Health devolution: opportunity or distraction?

Katherine Merrifield, assistant director at The Health Foundation, says the creation of mayoral health commissioners is a significant step but must be enabled by a genuinely joined-up approach, where healthcare is aligned with sustained action on the building blocks of health.

Katherine Merrifield (c) The Health Foundation

Katherine Merrifield (c) The Health Foundation

The move to give the mayors of Greater Manchester and South Yorkshire greater oversight of NHS ICBs is notable, potentially marking a new phase in health devolution. Enabling ICB chairs to also serve as mayoral health commissioners, accountable to both the NHS and elected mayors, aims to test ‘the Bevanite foundation of the NHS' and whether devolved leadership can accelerate progress on prevention and health inequalities.

Whether this is a genuine game-changer remains to be seen. Greater Manchester has been here before with earlier health devolution delivering less autonomy than anticipated. ICBs will remain accountable to the secretary of state and national priorities. With limited detail on how these roles will operate, it is not yet clear whether this will result in a genuine sharing of power and influence. And some of these links are already being mirrored elsewhere, with the 10-Year Health Plan proposing mayoral representation on ICBs, suggesting the reforms may not be as unique as they appear.

At its best, this reform could strengthen the NHS's focus on prevention, shifting some accountability from Whitehall to local communities. Giving mayors a formal oversight role could shape NHS decision-making by enabling leaders directly accountable to local people to identify what is working and what isn't in their communities. As Wes Streeting said in announcing this, mayors know their regions better than ‘wonks in Whitehall'.

This matters for prevention. Improving population health requires difficult trade-offs: shifting resources upstream, investing in long-term outcomes and prioritising interventions that may not deliver immediate results. These choices benefit from local legitimacy and a close connection to communities. If this reform strengthens that link, it could support more ambitious place-based public service reform.
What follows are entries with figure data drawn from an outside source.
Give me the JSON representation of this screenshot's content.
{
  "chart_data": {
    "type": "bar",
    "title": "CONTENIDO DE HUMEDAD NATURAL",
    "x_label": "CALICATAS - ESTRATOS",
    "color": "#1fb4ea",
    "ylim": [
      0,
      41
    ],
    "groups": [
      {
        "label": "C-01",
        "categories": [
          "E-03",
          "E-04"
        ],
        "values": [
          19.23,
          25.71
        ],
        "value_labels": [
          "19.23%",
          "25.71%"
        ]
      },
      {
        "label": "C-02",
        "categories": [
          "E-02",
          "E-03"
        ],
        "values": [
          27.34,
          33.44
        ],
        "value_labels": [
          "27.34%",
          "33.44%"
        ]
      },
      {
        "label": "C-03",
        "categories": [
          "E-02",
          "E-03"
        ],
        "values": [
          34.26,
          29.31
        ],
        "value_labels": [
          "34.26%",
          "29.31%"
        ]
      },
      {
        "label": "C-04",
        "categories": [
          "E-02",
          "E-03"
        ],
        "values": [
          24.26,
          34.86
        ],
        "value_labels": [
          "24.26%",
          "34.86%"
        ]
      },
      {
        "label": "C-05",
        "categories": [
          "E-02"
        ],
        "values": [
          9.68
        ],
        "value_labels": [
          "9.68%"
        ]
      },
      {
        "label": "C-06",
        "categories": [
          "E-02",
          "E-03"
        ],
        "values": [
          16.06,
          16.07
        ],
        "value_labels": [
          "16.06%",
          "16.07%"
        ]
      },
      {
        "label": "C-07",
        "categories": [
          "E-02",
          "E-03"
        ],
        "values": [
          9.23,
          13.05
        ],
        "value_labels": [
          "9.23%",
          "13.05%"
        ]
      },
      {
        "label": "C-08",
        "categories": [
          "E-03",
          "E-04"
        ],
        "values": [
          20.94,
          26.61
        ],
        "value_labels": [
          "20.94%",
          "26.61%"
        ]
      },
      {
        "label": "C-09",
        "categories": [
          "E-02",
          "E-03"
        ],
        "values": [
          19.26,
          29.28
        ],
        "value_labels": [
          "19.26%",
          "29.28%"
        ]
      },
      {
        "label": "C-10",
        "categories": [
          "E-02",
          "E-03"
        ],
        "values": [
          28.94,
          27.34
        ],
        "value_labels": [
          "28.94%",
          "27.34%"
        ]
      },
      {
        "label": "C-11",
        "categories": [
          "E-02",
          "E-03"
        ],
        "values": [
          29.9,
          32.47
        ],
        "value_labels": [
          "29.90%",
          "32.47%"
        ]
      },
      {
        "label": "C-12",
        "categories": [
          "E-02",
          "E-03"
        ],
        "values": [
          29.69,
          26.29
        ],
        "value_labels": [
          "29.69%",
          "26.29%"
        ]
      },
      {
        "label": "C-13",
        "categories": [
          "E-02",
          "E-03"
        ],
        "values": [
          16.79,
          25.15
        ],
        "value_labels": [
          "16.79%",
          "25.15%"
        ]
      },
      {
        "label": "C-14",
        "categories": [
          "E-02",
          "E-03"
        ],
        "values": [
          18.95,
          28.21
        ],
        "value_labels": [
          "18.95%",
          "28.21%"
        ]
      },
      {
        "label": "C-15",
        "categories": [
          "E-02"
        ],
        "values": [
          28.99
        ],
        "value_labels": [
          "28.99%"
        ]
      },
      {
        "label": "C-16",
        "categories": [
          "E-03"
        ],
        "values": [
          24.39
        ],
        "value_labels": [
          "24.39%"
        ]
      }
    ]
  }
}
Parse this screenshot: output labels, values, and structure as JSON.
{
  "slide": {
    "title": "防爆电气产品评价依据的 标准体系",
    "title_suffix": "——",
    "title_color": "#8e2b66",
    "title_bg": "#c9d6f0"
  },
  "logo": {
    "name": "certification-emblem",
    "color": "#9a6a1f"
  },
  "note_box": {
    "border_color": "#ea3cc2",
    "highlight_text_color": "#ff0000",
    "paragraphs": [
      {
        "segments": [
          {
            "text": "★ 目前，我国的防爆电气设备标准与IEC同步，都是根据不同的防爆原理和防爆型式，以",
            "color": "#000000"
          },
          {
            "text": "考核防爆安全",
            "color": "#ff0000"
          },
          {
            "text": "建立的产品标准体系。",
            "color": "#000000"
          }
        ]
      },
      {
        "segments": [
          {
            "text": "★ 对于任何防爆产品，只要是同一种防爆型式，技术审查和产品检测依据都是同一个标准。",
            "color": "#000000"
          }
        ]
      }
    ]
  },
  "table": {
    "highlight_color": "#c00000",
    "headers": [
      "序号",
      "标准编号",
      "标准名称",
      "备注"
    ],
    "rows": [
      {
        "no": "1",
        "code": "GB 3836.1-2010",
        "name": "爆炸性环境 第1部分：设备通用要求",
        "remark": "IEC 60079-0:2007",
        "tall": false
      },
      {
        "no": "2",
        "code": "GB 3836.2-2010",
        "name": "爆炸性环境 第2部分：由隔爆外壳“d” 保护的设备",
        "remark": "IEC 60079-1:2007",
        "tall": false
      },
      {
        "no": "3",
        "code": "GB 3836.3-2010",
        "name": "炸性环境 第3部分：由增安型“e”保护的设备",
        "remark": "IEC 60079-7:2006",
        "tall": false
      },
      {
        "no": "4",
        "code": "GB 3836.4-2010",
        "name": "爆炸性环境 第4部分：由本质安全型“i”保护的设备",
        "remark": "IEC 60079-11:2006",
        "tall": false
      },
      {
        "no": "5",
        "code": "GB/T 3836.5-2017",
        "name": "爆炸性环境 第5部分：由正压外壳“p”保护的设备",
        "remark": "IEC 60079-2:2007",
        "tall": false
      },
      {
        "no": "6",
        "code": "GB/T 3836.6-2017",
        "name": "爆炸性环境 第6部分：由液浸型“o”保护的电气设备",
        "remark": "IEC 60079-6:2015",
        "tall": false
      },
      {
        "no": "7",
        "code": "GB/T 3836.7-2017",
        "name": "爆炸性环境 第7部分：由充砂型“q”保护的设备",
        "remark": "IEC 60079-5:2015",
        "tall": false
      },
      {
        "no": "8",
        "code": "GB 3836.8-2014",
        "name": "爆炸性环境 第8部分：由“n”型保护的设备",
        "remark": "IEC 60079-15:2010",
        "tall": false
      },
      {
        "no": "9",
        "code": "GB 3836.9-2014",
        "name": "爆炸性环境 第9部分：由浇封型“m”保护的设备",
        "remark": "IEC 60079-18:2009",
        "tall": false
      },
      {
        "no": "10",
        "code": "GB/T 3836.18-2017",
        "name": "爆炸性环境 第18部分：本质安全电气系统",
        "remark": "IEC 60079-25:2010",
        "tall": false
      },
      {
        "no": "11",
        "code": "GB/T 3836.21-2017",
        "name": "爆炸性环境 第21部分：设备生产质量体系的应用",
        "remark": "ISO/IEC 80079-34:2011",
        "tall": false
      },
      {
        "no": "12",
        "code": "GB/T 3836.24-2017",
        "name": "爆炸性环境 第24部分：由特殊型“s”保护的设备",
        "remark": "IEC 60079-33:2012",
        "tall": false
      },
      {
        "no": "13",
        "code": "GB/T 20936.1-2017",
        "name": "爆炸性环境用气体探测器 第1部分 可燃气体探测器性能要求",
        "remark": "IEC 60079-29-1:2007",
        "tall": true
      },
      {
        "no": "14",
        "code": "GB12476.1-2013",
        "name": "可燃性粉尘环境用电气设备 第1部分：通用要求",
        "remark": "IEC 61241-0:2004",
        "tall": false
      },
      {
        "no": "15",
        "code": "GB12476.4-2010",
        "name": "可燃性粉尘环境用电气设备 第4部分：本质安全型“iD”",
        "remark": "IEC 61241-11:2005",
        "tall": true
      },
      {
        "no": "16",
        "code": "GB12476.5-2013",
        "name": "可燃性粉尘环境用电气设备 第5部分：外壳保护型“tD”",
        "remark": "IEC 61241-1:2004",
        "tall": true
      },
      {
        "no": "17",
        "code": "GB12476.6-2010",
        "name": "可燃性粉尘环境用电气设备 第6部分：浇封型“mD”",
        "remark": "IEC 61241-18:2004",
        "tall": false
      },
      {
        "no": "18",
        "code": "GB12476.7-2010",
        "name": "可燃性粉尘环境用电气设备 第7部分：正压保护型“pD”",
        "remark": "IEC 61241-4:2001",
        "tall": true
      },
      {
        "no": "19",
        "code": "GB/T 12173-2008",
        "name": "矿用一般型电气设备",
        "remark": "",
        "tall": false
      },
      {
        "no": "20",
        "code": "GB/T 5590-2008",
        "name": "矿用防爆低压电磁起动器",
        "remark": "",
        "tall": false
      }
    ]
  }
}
However, there is an equally important risk. Mayors' distinctive contribution to health lies in operating beyond the NHS. Through powers over transport, housing, skills and economic development, they are uniquely placed to act on the building blocks of health while supporting inclusive economic growth. Our Mayoral Regions Programme – which supports strategic authorities in embedding health in all their policies and strengthening action on the wider determinants of health – has underlined the potential for mayors to link health with economic growth and their wider responsibilities.

This new health commissioner role is explicitly rooted in the NHS, rather than in the wider services that shape health. This risks reinforcing a model in which health is still primarily viewed through the lens of healthcare.

Greater mayoral involvement in the NHS may also dilute and distract from this broader role. Running health services is politically and operationally demanding, requiring attention on waiting times, financial pressures and performance targets. The experience of ICBs illustrates this challenge. A formal objective to support economic development and tackle inequalities has often been crowded out by more immediate NHS priorities. At the same time, this heightened focus presents an opportunity to sharpen the NHS's otherwise vague agenda on social and economic development. There is a risk, however, that the same dynamic could play out here with mayoral attention drawn into short-term system pressures, rather than the building blocks of health where impact is likely to be greater.

There is a further risk in framing these pilots primarily as a partnership between strategic authorities and the NHS.  Improving health outcomes requires co-ordinated action across local government, public services and communities. Local authorities, in particular, bring expertise in public health and social care alongside a deep understanding of local needs.

For this model to be meaningful, more than representation around the table is needed. Meaningful change will require practical levers such as pooled budgets, joint planning and commissioning between the NHS and wider services, and new ways of delivering integrated services. Mayors will need to work closely with local government, particularly directors of public health with their statutory role and expertise in prevention, and the NHS to align priorities and resources.

There is also a question of how far this model can be replicated. Greater Manchester's experience of devolution and South Yorkshire's strong mayoral focus on health provide a foundation for these pilots. But other areas are at different stages of development. Institutional maturity, local relationships and capacity vary and boundaries between strategic authorities and ICBs are not always aligned. Changes to ICB footprints, including mergers and clustering across larger geographies may further complicate matters. A single, standardised model is, therefore, unlikely to work everywhere.

The creation of mayoral health commissioners is a significant step. It has the potential to bring the NHS closer to communities and to support a more preventative, locally led approach. The challenge now is to ensure this reform delivers on its promise: not just changing who sits around the table, but enabling a genuinely joined-up approach, where healthcare is aligned with sustained action on the building blocks of health.